Le ministre ukrainien des Affaires étrangères Andriy Sybiha a déclaré lundi que le ministère a convoqué l'ambassadeur de Tel-Aviv en raison de ce qu'il a décrit comme la « nonchalance » d'Israël, après l'arrivée au port de Haïfa d'un chargement de céréales ukrainiennes « volées » par la Russie.
Le journal hébreu Haaretz avait rapporté précédemment que le navire « Panoramitis », qui selon lui transportait des céréales des territoires ukrainiens occupés, attendait l'autorisation d'accoster à Haïfa.
Le journal hébreu a indiqué que 4 chargements de céréales provenant des territoires ukrainiens occupés avaient été déchargés en Israël cette année.

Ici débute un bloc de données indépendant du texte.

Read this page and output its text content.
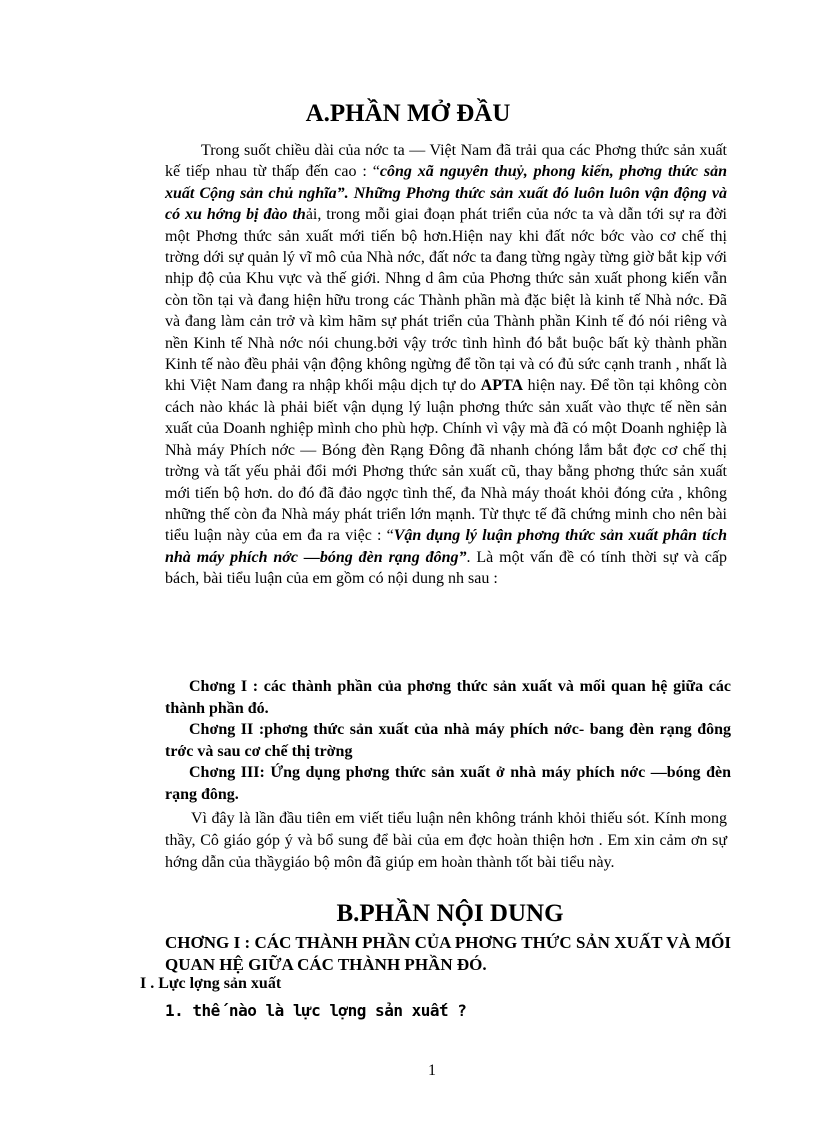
A.PHẦN MỞ ĐẦU

Trong suốt chiều dài của nớc ta — Việt Nam đã trải qua các Phơng thức sản xuất kế tiếp nhau từ thấp đến cao : “công xã nguyên thuỷ, phong kiến, phơng thức sản xuất Cộng sản chủ nghĩa”. Những Phơng thức sản xuất đó luôn luôn vận động và có xu hớng bị đào thải, trong mỗi giai đoạn phát triển của nớc ta và dẫn tới sự ra đời một Phơng thức sản xuất mới tiến bộ hơn.Hiện nay khi đất nớc bớc vào cơ chế thị trờng dới sự quản lý vĩ mô của Nhà nớc, đất nớc ta đang từng ngày từng giờ bắt kịp với nhịp độ của Khu vực và thế giới. Nhng d âm của Phơng thức sản xuất phong kiến vẫn còn tồn tại và đang hiện hữu trong các Thành phần mà đặc biệt là kinh tế Nhà nớc. Đã và đang làm cản trở và kìm hãm sự phát triển của Thành phần Kinh tế đó nói riêng và nền Kinh tế Nhà nớc nói chung.bởi vậy trớc tình hình đó bắt buộc bất kỳ thành phần Kinh tế nào đều phải vận động không ngừng để tồn tại và có đủ sức cạnh tranh , nhất là khi Việt Nam đang ra nhập khối mậu dịch tự do APTA hiện nay. Để tồn tại không còn cách nào khác là phải biết vận dụng lý luận phơng thức sản xuất vào thực tế nền sản xuất của Doanh nghiệp mình cho phù hợp. Chính vì vậy mà đã có một Doanh nghiệp là Nhà máy Phích nớc — Bóng đèn Rạng Đông đã nhanh chóng lắm bắt đợc cơ chế thị trờng và tất yếu phải đổi mới Phơng thức sản xuất cũ, thay bằng phơng thức sản xuất mới tiến bộ hơn. do đó đã đảo ngợc tình thế, đa Nhà máy thoát khỏi đóng cửa , không những thế còn đa Nhà máy phát triển lớn mạnh. Từ thực tế đã chứng minh cho nên bài tiểu luận này của em đa ra việc : “Vận dụng lý luận phơng thức sản xuất phân tích nhà máy phích nớc —bóng đèn rạng đông”. Là một vấn đề có tính thời sự và cấp bách, bài tiểu luận của em gồm có nội dung nh sau :

Chơng I : các thành phần của phơng thức sản xuất và mối quan hệ giữa các thành phần đó.

Chơng II :phơng thức sản xuất của nhà máy phích nớc- bang đèn rạng đông trớc và sau cơ chế thị trờng

Chơng III: Ứng dụng phơng thức sản xuất ở nhà máy phích nớc —bóng đèn rạng đông.

Vì đây là lần đầu tiên em viết tiểu luận nên không tránh khỏi thiếu sót. Kính mong thầy, Cô giáo góp ý và bổ sung để bài của em đợc hoàn thiện hơn . Em xin cảm ơn sự hớng dẫn của thầygiáo bộ môn đã giúp em hoàn thành tốt bài tiểu này.

B.PHẦN NỘI DUNG

CHƠNG I : CÁC THÀNH PHẦN CỦA PHƠNG THỨC SẢN XUẤT VÀ MỐI QUAN HỆ GIỮA CÁC THÀNH PHẦN ĐÓ.

I . Lực lợng sản xuất

1. thế nào là lực lợng sản xuất ?

1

Sybiha a écrit dans une publication en anglais sur X que « les relations amicales entre l'Ukraine et Israël ont le potentiel de bénéficier aux deux pays, et le commerce illégal russe de céréales ukrainiennes volées ne devrait pas saper ces relations ».

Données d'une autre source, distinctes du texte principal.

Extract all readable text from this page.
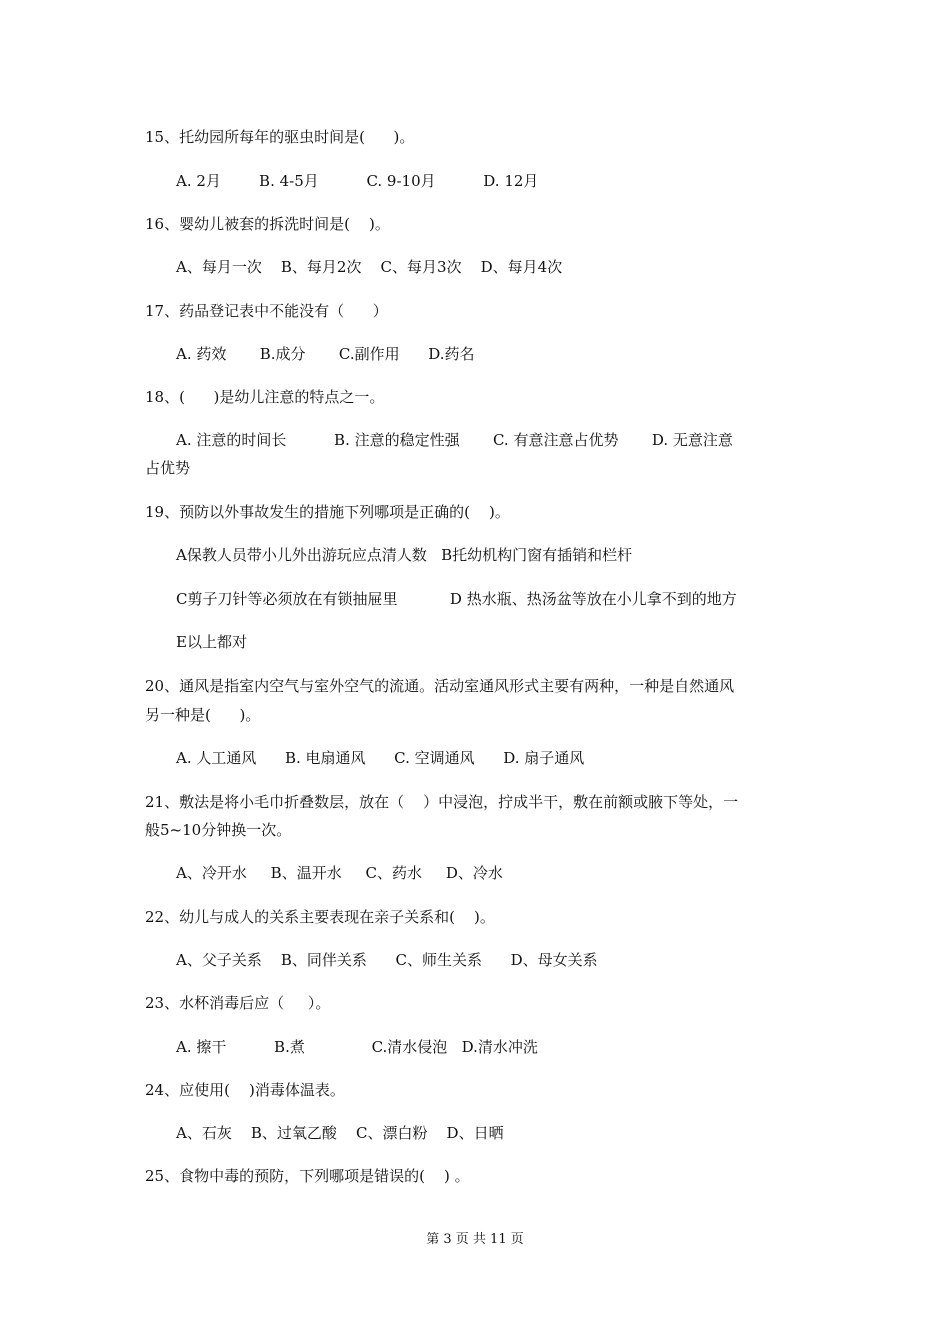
15、托幼园所每年的驱虫时间是(      )。
A. 2月        B. 4-5月          C. 9-10月          D. 12月
16、婴幼儿被套的拆洗时间是(    )。
A、每月一次    B、每月2次    C、每月3次    D、每月4次
17、药品登记表中不能没有（      ）
A. 药效       B.成分       C.副作用      D.药名
18、(      )是幼儿注意的特点之一。
A. 注意的时间长          B. 注意的稳定性强       C. 有意注意占优势       D. 无意注意
占优势
19、预防以外事故发生的措施下列哪项是正确的(    )。
A保教人员带小儿外出游玩应点清人数   B托幼机构门窗有插销和栏杆
C剪子刀针等必须放在有锁抽屉里           D 热水瓶、热汤盆等放在小儿拿不到的地方
E以上都对
20、通风是指室内空气与室外空气的流通。活动室通风形式主要有两种，一种是自然通风
另一种是(      )。
A. 人工通风      B. 电扇通风      C. 空调通风      D. 扇子通风
21、敷法是将小毛巾折叠数层，放在（    ）中浸泡，拧成半干，敷在前额或腋下等处，一
般5~10分钟换一次。
A、冷开水     B、温开水     C、药水     D、冷水
22、幼儿与成人的关系主要表现在亲子关系和(    )。
A、父子关系    B、同伴关系      C、师生关系      D、母女关系
23、水杯消毒后应（     ）。
A. 擦干          B.煮              C.清水侵泡   D.清水冲洗
24、应使用(    )消毒体温表。
A、石灰    B、过氧乙酸    C、漂白粉    D、日晒
25、食物中毒的预防，下列哪项是错误的(    ) 。
第 3 页 共 11 页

Le ministre ukrainien a ajouté : « Il est difficile de comprendre l'absence de réponse appropriée d'Israël à la demande légitime de l'Ukraine concernant le précédent navire qui a transporté des marchandises volées à Haïfa. »
Il a ajouté : « Maintenant qu'un autre navire similaire est arrivé à Haïfa, nous avertissons à nouveau Israël contre l'acceptation des céréales volées et la détérioration de nos relations », et « dans ce contexte, nous avons officiellement convoqué l'ambassadeur israélien pour lui présenter notre note de protestation et exiger des mesures appropriées ».
En revanche, le ministre israélien des Affaires étrangères Gideon Sa'ar a déclaré que l'Ukraine n'avait présenté aucune preuve à l'appui des allégations selon lesquelles les céréales étaient « volées », et l'a accusé de pratiquer la diplomatie par les médias.
Dans sa réponse au ministre ukrainien, qui a également posté sur X, Sa'ar a dit que la question serait examinée, mais que les allégations ne constituent pas des preuves, et qu'aucune preuve n'avait été fournie.
Il a ajouté : « Vous n'avez même pas soumis une demande d'assistance judiciaire avant de recourir aux médias et aux réseaux sociaux », notant que « les relations diplomatiques ne se gèrent pas via Twitter ou les médias ».
Une source diplomatique ukrainienne avait déclaré auparavant que si Israël ne rejetait pas le dernier chargement, Kiev « se réserve le droit de prendre toutes les mesures diplomatiques et juridiques internationales ».
La source a ajouté que Kiev surveillait le dernier navire et qu'Israël avait « essentiellement ignoré » les demandes précédentes de Kiev.